Punch the following co-ordinates into Google Maps to see these two possible landing sites lying at exactly 281 nm South of the equator.

Location 1. S 4* 41' 00" W 174* 29' 50".... very near the seven site.
Location 2. S 4* 41' 00" W 174* 31' 15" .... abeam Baureke Passage not far from the ‘Bivouac site’ and affording a landing directly eastwards into the probable wind.

Location 1 is not an option.
Location 2 is nearly a mile from where Eric Bevington said he saw signs that someone had "bivouacked for the night."  Bevington marked a map for us when we interviewed him in 1992. What he saw was probably the last camp set up by the Norwich City survivors before being rescued.  Unfortunately, there is a myth that Bevington's "bivouac" site was in the same location as the shoe site found in 1991. The shoe site, a mile and a quarter from the supposed landing site near Kanawa Point, has also been eliminated as being related to Earhart.

My theory presented here does not allow for 'nessie' being part of the Electra. Of course that mysterious item has not yet been located, nor positively identified, so it does not necessarily disbar my theory.
Maybe, just maybe, my theory has some credence DW

We had identified the northwestern reef as the probable landing site long before it was confirmed by the Bevington photo.  In 1997, Tapania Taeke told us of seeing part of a wing on the northwestern reef and airplane parts washed up on the northwestern beach.  In 1999, Emily Sikuli told us of seeing what her father told her was the wreckage of an airplane on the reef edge north the shipwreck. In 2007 we surveyed the northwestern reef and compared the hindcasted water levels to the credible post-loss signals and found an astounding correlation.  In 2010, Jeff Glickman spotted the object sticking up out of the water in the Bevington photo. His analysis that it is the wreckage of Lockheed Electra landing gear was echoed by an independent analysis by U.S. government photo analysts in 2011.  In 2016, Greg Daspit's CAD reconstruction of landing gear wreckage further supported the identification.  We are currently re-assessing photos and video of an object our dive team discovered embedded in the reef in 2015.  Although written off at the time as probable Norwich City debris, we now strongly suspect that it is aluminum debris from NR16020.  You'll be hearing a lot more about this potential smoking gun.

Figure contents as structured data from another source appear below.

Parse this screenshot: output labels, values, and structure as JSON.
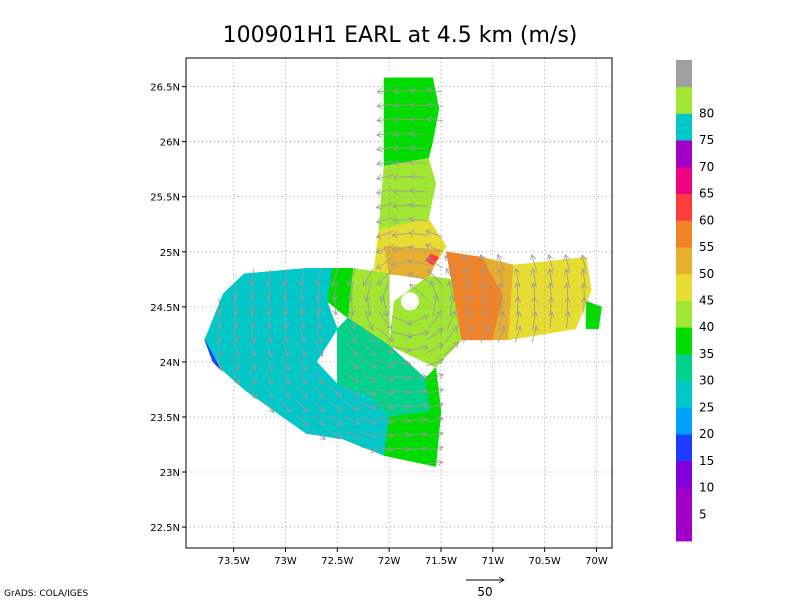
{
  "chart_data": {
    "type": "heatmap",
    "title": "100901H1 EARL at 4.5 km (m/s)",
    "x_axis": {
      "ticks": [
        {
          "value": -73.5,
          "label": "73.5W"
        },
        {
          "value": -73.0,
          "label": "73W"
        },
        {
          "value": -72.5,
          "label": "72.5W"
        },
        {
          "value": -72.0,
          "label": "72W"
        },
        {
          "value": -71.5,
          "label": "71.5W"
        },
        {
          "value": -71.0,
          "label": "71W"
        },
        {
          "value": -70.5,
          "label": "70.5W"
        },
        {
          "value": -70.0,
          "label": "70W"
        }
      ],
      "range": [
        -73.96,
        -69.85
      ]
    },
    "y_axis": {
      "ticks": [
        {
          "value": 22.5,
          "label": "22.5N"
        },
        {
          "value": 23.0,
          "label": "23N"
        },
        {
          "value": 23.5,
          "label": "23.5N"
        },
        {
          "value": 24.0,
          "label": "24N"
        },
        {
          "value": 24.5,
          "label": "24.5N"
        },
        {
          "value": 25.0,
          "label": "25N"
        },
        {
          "value": 25.5,
          "label": "25.5N"
        },
        {
          "value": 26.0,
          "label": "26N"
        },
        {
          "value": 26.5,
          "label": "26.5N"
        }
      ],
      "range": [
        22.31,
        26.76
      ]
    },
    "grid": true,
    "grid_style": "dotted",
    "colorbar": {
      "position": "right",
      "levels": [
        {
          "label": "",
          "color": "#a000c8"
        },
        {
          "label": "5",
          "color": "#a000c8"
        },
        {
          "label": "10",
          "color": "#8200dc"
        },
        {
          "label": "15",
          "color": "#1e3cff"
        },
        {
          "label": "20",
          "color": "#00a0ff"
        },
        {
          "label": "25",
          "color": "#00c8c8"
        },
        {
          "label": "30",
          "color": "#00d28c"
        },
        {
          "label": "35",
          "color": "#00dc00"
        },
        {
          "label": "40",
          "color": "#a0e632"
        },
        {
          "label": "45",
          "color": "#e6dc32"
        },
        {
          "label": "50",
          "color": "#e6af2d"
        },
        {
          "label": "55",
          "color": "#f08228"
        },
        {
          "label": "60",
          "color": "#fa3c3c"
        },
        {
          "label": "65",
          "color": "#f00082"
        },
        {
          "label": "70",
          "color": "#a000c8"
        },
        {
          "label": "75",
          "color": "#00c8c8"
        },
        {
          "label": "80",
          "color": "#a0e632"
        },
        {
          "label": "",
          "color": "#a0a0a0"
        }
      ]
    },
    "regions": [
      {
        "value": 33,
        "color": "#00dc00",
        "poly": [
          [
            -72.05,
            26.58
          ],
          [
            -71.58,
            26.58
          ],
          [
            -71.52,
            26.3
          ],
          [
            -71.58,
            26.0
          ],
          [
            -71.62,
            25.85
          ],
          [
            -72.05,
            25.78
          ]
        ]
      },
      {
        "value": 40,
        "color": "#a0e632",
        "poly": [
          [
            -72.05,
            25.78
          ],
          [
            -71.62,
            25.85
          ],
          [
            -71.55,
            25.62
          ],
          [
            -71.62,
            25.3
          ],
          [
            -72.1,
            25.2
          ]
        ]
      },
      {
        "value": 45,
        "color": "#e6dc32",
        "poly": [
          [
            -72.1,
            25.2
          ],
          [
            -71.62,
            25.3
          ],
          [
            -71.45,
            25.05
          ],
          [
            -71.62,
            24.78
          ],
          [
            -72.15,
            24.8
          ]
        ]
      },
      {
        "value": 48,
        "color": "#e6af2d",
        "poly": [
          [
            -72.05,
            25.05
          ],
          [
            -71.5,
            25.02
          ],
          [
            -71.62,
            24.75
          ],
          [
            -72.0,
            24.8
          ]
        ]
      },
      {
        "value": 40,
        "color": "#a0e632",
        "poly": [
          [
            -72.35,
            24.85
          ],
          [
            -72.0,
            24.8
          ],
          [
            -72.0,
            24.15
          ],
          [
            -72.4,
            24.4
          ]
        ]
      },
      {
        "value": 36,
        "color": "#00dc00",
        "poly": [
          [
            -72.55,
            24.85
          ],
          [
            -72.35,
            24.85
          ],
          [
            -72.4,
            24.4
          ],
          [
            -72.6,
            24.55
          ]
        ]
      },
      {
        "value": 40,
        "color": "#a0e632",
        "poly": [
          [
            -71.62,
            24.78
          ],
          [
            -71.4,
            24.75
          ],
          [
            -71.3,
            24.2
          ],
          [
            -71.55,
            23.95
          ],
          [
            -72.0,
            24.15
          ],
          [
            -71.95,
            24.55
          ]
        ]
      },
      {
        "value": 53,
        "color": "#f08228",
        "poly": [
          [
            -71.45,
            25.0
          ],
          [
            -71.1,
            24.95
          ],
          [
            -70.9,
            24.6
          ],
          [
            -71.0,
            24.2
          ],
          [
            -71.3,
            24.2
          ],
          [
            -71.4,
            24.75
          ]
        ]
      },
      {
        "value": 48,
        "color": "#e6af2d",
        "poly": [
          [
            -71.1,
            24.95
          ],
          [
            -70.8,
            24.88
          ],
          [
            -70.85,
            24.2
          ],
          [
            -71.0,
            24.2
          ],
          [
            -70.9,
            24.6
          ]
        ]
      },
      {
        "value": 45,
        "color": "#e6dc32",
        "poly": [
          [
            -70.8,
            24.88
          ],
          [
            -70.1,
            24.95
          ],
          [
            -70.05,
            24.65
          ],
          [
            -70.2,
            24.3
          ],
          [
            -70.85,
            24.2
          ]
        ]
      },
      {
        "value": 36,
        "color": "#00dc00",
        "poly": [
          [
            -70.1,
            24.55
          ],
          [
            -69.95,
            24.5
          ],
          [
            -69.98,
            24.3
          ],
          [
            -70.1,
            24.3
          ]
        ]
      },
      {
        "value": 28,
        "color": "#00c8c8",
        "poly": [
          [
            -72.8,
            24.85
          ],
          [
            -72.55,
            24.85
          ],
          [
            -72.6,
            24.55
          ],
          [
            -72.5,
            24.3
          ],
          [
            -72.7,
            24.0
          ],
          [
            -73.1,
            24.15
          ],
          [
            -73.3,
            24.4
          ],
          [
            -73.6,
            24.62
          ],
          [
            -73.4,
            24.8
          ]
        ]
      },
      {
        "value": 25,
        "color": "#00c8c8",
        "poly": [
          [
            -73.6,
            24.62
          ],
          [
            -73.3,
            24.4
          ],
          [
            -73.1,
            24.15
          ],
          [
            -72.7,
            24.0
          ],
          [
            -72.5,
            23.8
          ],
          [
            -72.2,
            23.7
          ],
          [
            -72.0,
            23.5
          ],
          [
            -72.05,
            23.15
          ],
          [
            -72.45,
            23.3
          ],
          [
            -72.8,
            23.35
          ],
          [
            -73.1,
            23.55
          ],
          [
            -73.4,
            23.75
          ],
          [
            -73.7,
            24.0
          ],
          [
            -73.78,
            24.2
          ]
        ]
      },
      {
        "value": 30,
        "color": "#00d28c",
        "poly": [
          [
            -72.5,
            24.3
          ],
          [
            -72.4,
            24.4
          ],
          [
            -72.0,
            24.15
          ],
          [
            -71.65,
            23.85
          ],
          [
            -71.6,
            23.55
          ],
          [
            -72.0,
            23.5
          ],
          [
            -72.2,
            23.7
          ],
          [
            -72.5,
            23.8
          ]
        ]
      },
      {
        "value": 35,
        "color": "#00dc00",
        "poly": [
          [
            -71.65,
            23.85
          ],
          [
            -71.55,
            23.95
          ],
          [
            -71.5,
            23.55
          ],
          [
            -71.55,
            23.05
          ],
          [
            -72.05,
            23.15
          ],
          [
            -72.0,
            23.5
          ],
          [
            -71.6,
            23.55
          ]
        ]
      },
      {
        "value": 18,
        "color": "#1e3cff",
        "poly": [
          [
            -73.78,
            24.2
          ],
          [
            -73.7,
            24.0
          ],
          [
            -73.62,
            23.92
          ],
          [
            -73.75,
            24.15
          ]
        ]
      },
      {
        "value": 62,
        "color": "#fa3c3c",
        "poly": [
          [
            -71.6,
            24.98
          ],
          [
            -71.52,
            24.95
          ],
          [
            -71.58,
            24.88
          ],
          [
            -71.65,
            24.92
          ]
        ]
      }
    ],
    "calm_center": {
      "lon": -71.8,
      "lat": 24.55
    }
  },
  "vector_reference": {
    "label": "50"
  },
  "credit": "GrADS: COLA/IGES"
}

On balance, if the recorded ‘281’ is what I think it is, then my bet is the Electra lies offshore of either the seven site or Baureke passage, deep in the briny!!!

I can't prove you wrong, but I have to go where the evidence points.


ADDENDUM:   Unfortunately the most recent ROV searches of the area scanned to the North and North West of the Norwich City wreck failed to produce any evidence of Amelia’s Electra where we all hoped it might be found. 

An estimated 3% of the NW search area has been covered by ROV searches.

Maybe, just maybe, my theory has some credence

Your theory is based on three assumptions:
• The 281 message was a genuine post-loss transmission from Earhart.
I think that's a valid assumption.

•  281 refers to nautical miles south of the equator derived from a celestial observation by Noonan or Earhart.
I think that is possible.

• The celestial observation was accurate to a tolerance of one minute of latitude (one nautical mile).
I see a lot of evidence that it was not.